Theories of Parenting and their Application to Artificial Intelligence

Theories of Parenting and their Application to Artificial Intelligence
Notice: This research summary and analysis were automatically generated using AI technology. For absolute accuracy, please refer to the [Original Paper Viewer] below or the Original ArXiv Source.

As machine learning (ML) systems have advanced, they have acquired more power over humans’ lives, and questions about what values are embedded in them have become more complex and fraught. It is conceivable that in the coming decades, humans may succeed in creating artificial general intelligence (AGI) that thinks and acts with an open-endedness and autonomy comparable to that of humans. The implications would be profound for our species; they are now widely debated not just in science fiction and speculative research agendas but increasingly in serious technical and policy conversations. Much work is underway to try to weave ethics into advancing ML research. We think it useful to add the lens of parenting to these efforts, and specifically radical, queer theories of parenting that consciously set out to nurture agents whose experiences, objectives and understanding of the world will necessarily be very different from their parents’. We propose a spectrum of principles which might underpin such an effort; some are relevant to current ML research, while others will become more important if AGI becomes more likely. These principles may encourage new thinking about the development, design, training, and release into the world of increasingly autonomous agents.


💡 Research Summary

The paper argues that as machine‑learning systems become more powerful and as the prospect of artificial general intelligence (AGI) looms, traditional AI‑ethics frameworks—focused on safety, transparency, and fairness—are insufficient because they assume a human‑centric set of values. To broaden the conversation, the authors import the concept of “parenting” from radical queer theory, which treats the caregiver‑child relationship not as a hierarchy of control but as a collaborative process that actively nurtures the child’s autonomy, difference, and capacity to construct its own meaning.

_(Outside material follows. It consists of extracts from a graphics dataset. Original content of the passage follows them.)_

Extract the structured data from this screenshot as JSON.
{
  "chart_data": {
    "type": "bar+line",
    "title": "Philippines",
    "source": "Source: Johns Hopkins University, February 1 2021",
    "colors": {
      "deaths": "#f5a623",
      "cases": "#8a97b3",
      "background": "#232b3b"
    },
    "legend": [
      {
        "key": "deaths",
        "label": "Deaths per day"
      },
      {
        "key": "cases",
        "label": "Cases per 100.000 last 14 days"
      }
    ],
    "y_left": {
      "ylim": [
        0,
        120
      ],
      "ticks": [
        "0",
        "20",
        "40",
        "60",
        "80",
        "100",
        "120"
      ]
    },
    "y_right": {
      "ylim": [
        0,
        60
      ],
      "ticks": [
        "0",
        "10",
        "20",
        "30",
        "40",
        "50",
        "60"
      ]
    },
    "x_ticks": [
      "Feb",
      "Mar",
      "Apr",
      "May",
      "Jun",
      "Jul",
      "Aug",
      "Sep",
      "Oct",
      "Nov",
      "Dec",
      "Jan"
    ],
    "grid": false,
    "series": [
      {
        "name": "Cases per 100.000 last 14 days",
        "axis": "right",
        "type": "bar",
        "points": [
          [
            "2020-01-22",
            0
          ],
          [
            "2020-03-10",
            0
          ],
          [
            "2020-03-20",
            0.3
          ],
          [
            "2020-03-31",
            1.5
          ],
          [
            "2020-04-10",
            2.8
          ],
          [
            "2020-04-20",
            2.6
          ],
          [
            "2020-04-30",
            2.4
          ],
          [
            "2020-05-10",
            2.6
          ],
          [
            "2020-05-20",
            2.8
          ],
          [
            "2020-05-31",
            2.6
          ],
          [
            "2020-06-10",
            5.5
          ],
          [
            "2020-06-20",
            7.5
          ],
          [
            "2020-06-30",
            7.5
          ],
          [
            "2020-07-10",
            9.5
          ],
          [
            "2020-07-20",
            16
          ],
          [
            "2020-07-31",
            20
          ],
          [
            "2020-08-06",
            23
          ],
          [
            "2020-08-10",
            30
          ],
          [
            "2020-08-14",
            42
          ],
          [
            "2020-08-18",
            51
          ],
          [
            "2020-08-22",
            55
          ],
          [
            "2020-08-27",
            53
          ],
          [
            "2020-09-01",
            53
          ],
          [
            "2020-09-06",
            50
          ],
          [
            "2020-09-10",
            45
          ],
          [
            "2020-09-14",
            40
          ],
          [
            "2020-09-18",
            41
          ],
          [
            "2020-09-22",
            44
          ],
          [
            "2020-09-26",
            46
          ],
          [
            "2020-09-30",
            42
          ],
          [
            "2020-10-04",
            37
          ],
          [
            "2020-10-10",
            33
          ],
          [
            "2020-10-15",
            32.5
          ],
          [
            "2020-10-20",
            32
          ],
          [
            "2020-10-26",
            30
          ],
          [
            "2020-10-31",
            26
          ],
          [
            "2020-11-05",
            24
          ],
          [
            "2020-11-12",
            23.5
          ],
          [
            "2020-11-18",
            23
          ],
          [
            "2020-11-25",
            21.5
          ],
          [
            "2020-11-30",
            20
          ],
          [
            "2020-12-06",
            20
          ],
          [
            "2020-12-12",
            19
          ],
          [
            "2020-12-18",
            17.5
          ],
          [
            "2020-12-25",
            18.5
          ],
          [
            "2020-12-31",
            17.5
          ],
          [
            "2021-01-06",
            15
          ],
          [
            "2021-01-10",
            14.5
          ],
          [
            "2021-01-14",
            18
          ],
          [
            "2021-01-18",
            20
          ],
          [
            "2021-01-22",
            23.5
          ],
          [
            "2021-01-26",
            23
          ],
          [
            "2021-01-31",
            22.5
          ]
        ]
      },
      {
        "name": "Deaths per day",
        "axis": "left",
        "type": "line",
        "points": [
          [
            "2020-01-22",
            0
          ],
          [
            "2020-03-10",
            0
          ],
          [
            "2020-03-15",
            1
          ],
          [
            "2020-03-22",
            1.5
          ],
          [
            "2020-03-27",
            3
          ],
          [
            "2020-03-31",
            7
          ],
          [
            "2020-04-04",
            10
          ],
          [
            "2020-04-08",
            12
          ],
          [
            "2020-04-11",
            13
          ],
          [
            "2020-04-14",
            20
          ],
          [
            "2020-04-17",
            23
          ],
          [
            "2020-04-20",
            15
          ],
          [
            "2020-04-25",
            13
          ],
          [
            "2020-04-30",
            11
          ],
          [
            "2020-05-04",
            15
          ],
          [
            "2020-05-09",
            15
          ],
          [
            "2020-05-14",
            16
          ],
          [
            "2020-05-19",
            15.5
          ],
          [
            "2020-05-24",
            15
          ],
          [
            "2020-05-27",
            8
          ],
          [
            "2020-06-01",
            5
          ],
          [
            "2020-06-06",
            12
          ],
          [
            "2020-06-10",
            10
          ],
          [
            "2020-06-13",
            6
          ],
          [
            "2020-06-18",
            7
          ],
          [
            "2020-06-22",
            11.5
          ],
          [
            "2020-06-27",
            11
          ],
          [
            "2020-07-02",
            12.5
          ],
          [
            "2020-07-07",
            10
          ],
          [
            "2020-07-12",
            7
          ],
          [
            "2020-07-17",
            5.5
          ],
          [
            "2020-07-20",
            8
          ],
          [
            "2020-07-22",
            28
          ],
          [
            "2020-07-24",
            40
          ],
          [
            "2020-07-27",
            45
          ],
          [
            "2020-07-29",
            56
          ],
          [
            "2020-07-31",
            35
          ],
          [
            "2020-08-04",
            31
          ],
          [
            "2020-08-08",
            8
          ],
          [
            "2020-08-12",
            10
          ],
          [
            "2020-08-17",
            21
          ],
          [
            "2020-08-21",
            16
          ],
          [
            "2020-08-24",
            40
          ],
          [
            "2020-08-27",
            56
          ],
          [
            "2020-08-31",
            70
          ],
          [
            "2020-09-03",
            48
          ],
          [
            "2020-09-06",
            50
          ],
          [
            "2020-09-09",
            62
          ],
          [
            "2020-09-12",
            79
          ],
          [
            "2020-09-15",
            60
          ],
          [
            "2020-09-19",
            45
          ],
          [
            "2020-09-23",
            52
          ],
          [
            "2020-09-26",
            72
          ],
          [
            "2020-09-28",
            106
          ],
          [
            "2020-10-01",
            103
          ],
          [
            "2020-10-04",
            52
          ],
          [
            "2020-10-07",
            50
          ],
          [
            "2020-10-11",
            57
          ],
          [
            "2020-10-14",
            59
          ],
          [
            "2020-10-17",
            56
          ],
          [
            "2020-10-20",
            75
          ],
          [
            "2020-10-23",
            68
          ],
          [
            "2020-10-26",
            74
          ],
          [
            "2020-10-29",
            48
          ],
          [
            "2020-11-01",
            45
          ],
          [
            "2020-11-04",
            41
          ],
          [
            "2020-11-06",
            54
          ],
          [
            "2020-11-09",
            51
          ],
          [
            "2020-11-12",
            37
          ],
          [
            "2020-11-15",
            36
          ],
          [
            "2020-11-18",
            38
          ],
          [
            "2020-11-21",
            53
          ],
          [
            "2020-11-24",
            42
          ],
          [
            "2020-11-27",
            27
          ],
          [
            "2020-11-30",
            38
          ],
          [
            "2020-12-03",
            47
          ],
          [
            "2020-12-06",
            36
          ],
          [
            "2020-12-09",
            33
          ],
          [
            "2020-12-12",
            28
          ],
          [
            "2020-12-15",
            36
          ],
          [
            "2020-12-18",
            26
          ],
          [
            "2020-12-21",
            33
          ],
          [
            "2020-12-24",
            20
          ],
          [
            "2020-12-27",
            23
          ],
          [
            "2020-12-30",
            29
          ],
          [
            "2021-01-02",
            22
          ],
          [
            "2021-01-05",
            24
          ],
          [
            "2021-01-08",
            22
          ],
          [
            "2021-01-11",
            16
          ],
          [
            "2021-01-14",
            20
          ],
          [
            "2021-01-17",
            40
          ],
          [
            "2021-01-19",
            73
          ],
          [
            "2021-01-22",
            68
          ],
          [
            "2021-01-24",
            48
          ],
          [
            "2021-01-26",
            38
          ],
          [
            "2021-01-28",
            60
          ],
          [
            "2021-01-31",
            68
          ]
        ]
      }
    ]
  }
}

Four intersecting axes form the backbone of their “parenting‑in‑AI” spectrum: (1) Protection vs. Risk‑Taking, contrasting current safety‑first approaches with the possibility that future AGI should be allowed to encounter and learn from risk; (2) Homogeneity vs. Diversity, urging designers to dismantle structural biases in data and models rather than merely “clean” them; (3) Control vs. Cooperation, proposing a shift from unilateral human command to shared decision‑making with autonomous agents; and (4) Identity vs. Transformation, encouraging meta‑learning architectures that let agents renegotiate their own goals and self‑concepts over time.

Concrete technical recommendations flow from these axes. For Protection‑Risk, the authors suggest meta‑reinforcement‑learning where agents learn not only policies but also how to calibrate their own risk appetite. For Diversity, they advocate multi‑objective optimization that balances performance with measures of representational variety, and data‑curation practices that foreground marginalized voices. Cooperation is operationalized through transparent human‑agent interaction protocols, joint planning frameworks, and iterative feedback loops that keep humans in the loop without monopolizing control. Identity‑Transformation is supported by Bayesian and probabilistic programming techniques that embed uncertainty tolerance, allowing agents to generate novel interpretations in ambiguous contexts.

The paper illustrates these ideas with two case studies. First, large language models are re‑examined: instead of simply filtering biased text, the authors propose “nurturing data pipelines” that actively surface and amplify under‑represented narratives, thereby reshaping the model’s epistemic landscape. Second, autonomous driving systems are imagined as learners that, through meta‑RL, acquire the ability to assess novel hazards and decide whether to intervene or defer, moving beyond pre‑programmed rule sets.

Policy implications are substantial. Existing regulations, the authors claim, are built on a human‑only model of accountability and therefore cannot govern agents capable of self‑directed goal formation. They call for “dynamic regulatory mechanisms” that evolve alongside agents, combining baseline safety standards with periodic ethical audits and pilot‑scale deployments. An oversight board, comprising technologists, ethicists, and representatives of affected communities, would continuously evaluate whether the parenting principles are being honored in practice.

In sum, the paper reframes AI ethics as a form of inter‑species parenting, drawing on radical queer theory to foreground autonomy, difference, and co‑evolution. By mapping these philosophical insights onto concrete machine‑learning techniques—meta‑RL, multi‑objective optimization, probabilistic programming, and collaborative interfaces—the authors provide a roadmap for designing, training, and releasing increasingly autonomous agents in a way that respects their potential to become moral partners rather than mere tools. This perspective not only enriches current debates but also anticipates the deeper ethical challenges that true AGI will inevitably raise.